The introduction of the disease modifying drugs (DMDs) for MS has had a significant impact on the management of those living with this disease. These DMDs are the first agents that have been shown to alter the natural course of relapsing MS. Although there is evidence that the DMDs significantly reduce disease activity, these agents are not "cures" for MS. Thus, many subjects with MS continue to experience disease activity, in spite of treatment with DMDs, including continued relapses, progressive impairment, and ongoing accumulation of MRI disease burden.
- To assess if application of the TOR influences clinicians' decisions regarding DMD treatment in the Canadian clinic setting
- To evaluate the perceived utility of the TOR in the DMD treatment decision making process in the Canadian clinic setting
- To determine the proportion of subjects meeting a medium or high level of concern according to the TOR in the Canadian Clinic setting.
This was a non-interventional, open-label, observational, multicentric, phase IV study.

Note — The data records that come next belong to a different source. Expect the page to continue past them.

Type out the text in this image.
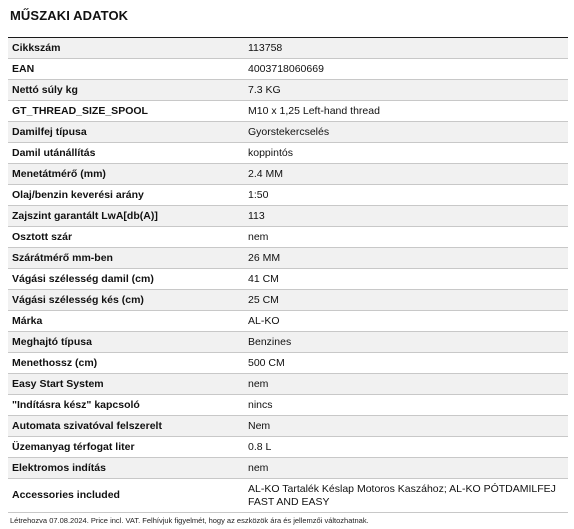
MŰSZAKI ADATOK
Cikkszám	113758
EAN	4003718060669
Nettó súly kg	7.3 KG
GT_THREAD_SIZE_SPOOL	M10 x 1,25 Left-hand thread
Damilfej típusa	Gyorstekercselés
Damil utánállítás	koppintós
Menetátmérő (mm)	2.4 MM
Olaj/benzin keverési arány	1:50
Zajszint garantált LwA[db(A)]	113
Osztott szár	nem
Szárátmérő mm-ben	26 MM
Vágási szélesség damil (cm)	41 CM
Vágási szélesség kés (cm)	25 CM
Márka	AL-KO
Meghajtó típusa	Benzines
Menethossz (cm)	500 CM
Easy Start System	nem
"Indításra kész" kapcsoló	nincs
Automata szivatóval felszerelt	Nem
Üzemanyag térfogat liter	0.8 L
Elektromos indítás	nem
Accessories included	AL-KO Tartalék Késlap Motoros Kaszához; AL-KO PÓTDAMILFEJ FAST AND EASY
Létrehozva 07.08.2024. Price incl. VAT. Felhívjuk figyelmét, hogy az eszközök ára és jellemzői változhatnak.
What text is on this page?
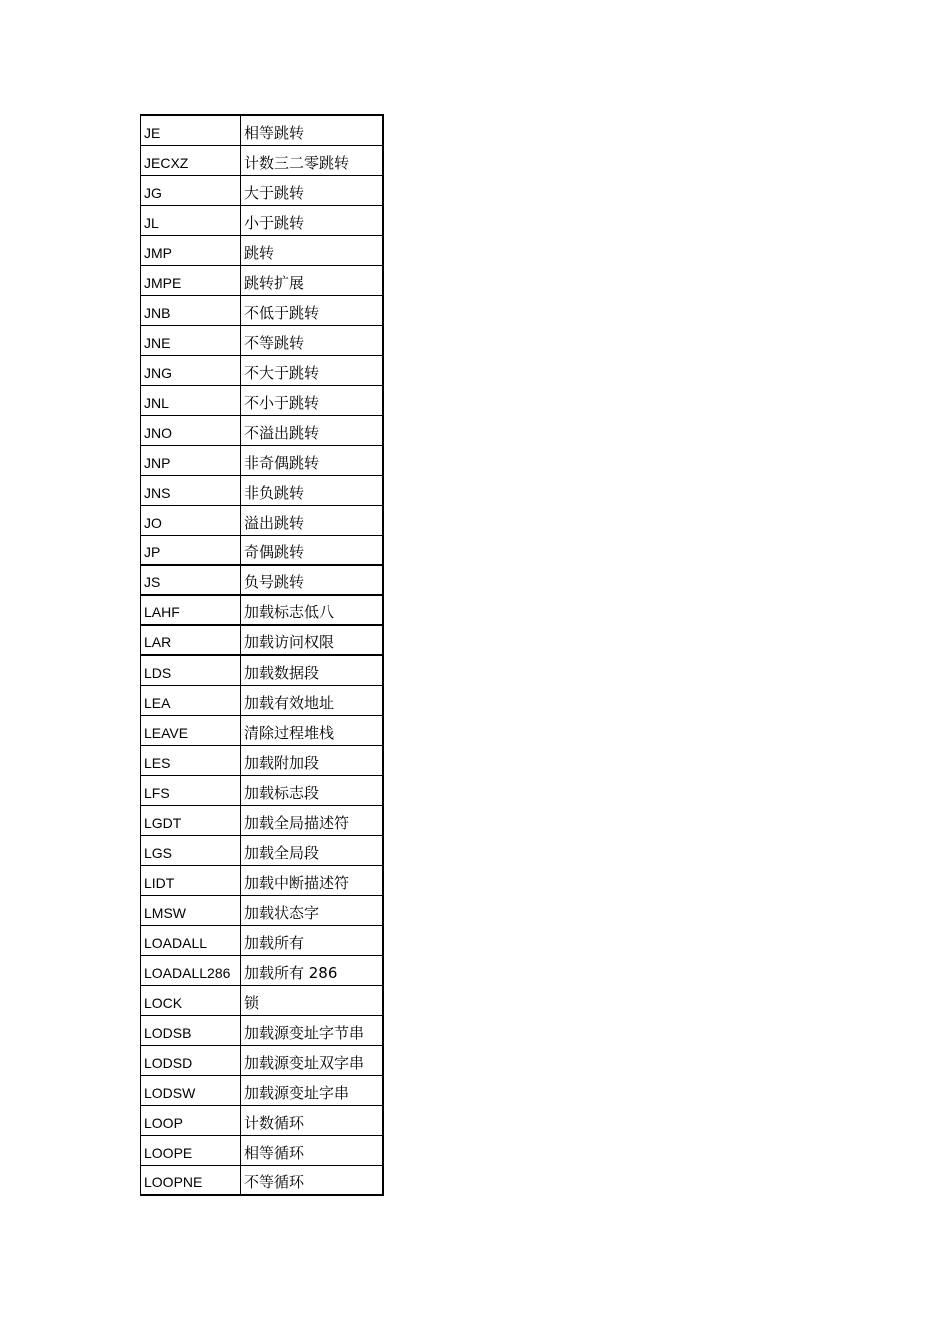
JE	相等跳转
JECXZ	计数三二零跳转
JG	大于跳转
JL	小于跳转
JMP	跳转
JMPE	跳转扩展
JNB	不低于跳转
JNE	不等跳转
JNG	不大于跳转
JNL	不小于跳转
JNO	不溢出跳转
JNP	非奇偶跳转
JNS	非负跳转
JO	溢出跳转
JP	奇偶跳转
JS	负号跳转
LAHF	加载标志低八
LAR	加载访问权限
LDS	加载数据段
LEA	加载有效地址
LEAVE	清除过程堆栈
LES	加载附加段
LFS	加载标志段
LGDT	加载全局描述符
LGS	加载全局段
LIDT	加载中断描述符
LMSW	加载状态字
LOADALL	加载所有
LOADALL286	加载所有 286
LOCK	锁
LODSB	加载源变址字节串
LODSD	加载源变址双字串
LODSW	加载源变址字串
LOOP	计数循环
LOOPE	相等循环
LOOPNE	不等循环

Subjects were assessed according to the TOR on two occasions over a prospective 12 month observation period. All subjects were assessed according to the TOR at baseline. Subjects were subsequently assessed according to the TOR either at a time-point within the 12-month period when treatment modification is being considered for reasons other than intolerance or at the end of the 12-month observational period. Treatment decisions after each TOR assessment was noted, and perceptions on the utility of the TOR in the decision making process was captured. Additional feedback on the TOR was collected at the end of the observational period through a separate evaluation questionnaire. The assessments that were carried out at baseline and subsequent visits included EDSS history/current status, relapse history/current status, MRI history/current status, cognitive history/current status (if done) and neutralizing antibody (NAb) history/current status (if done).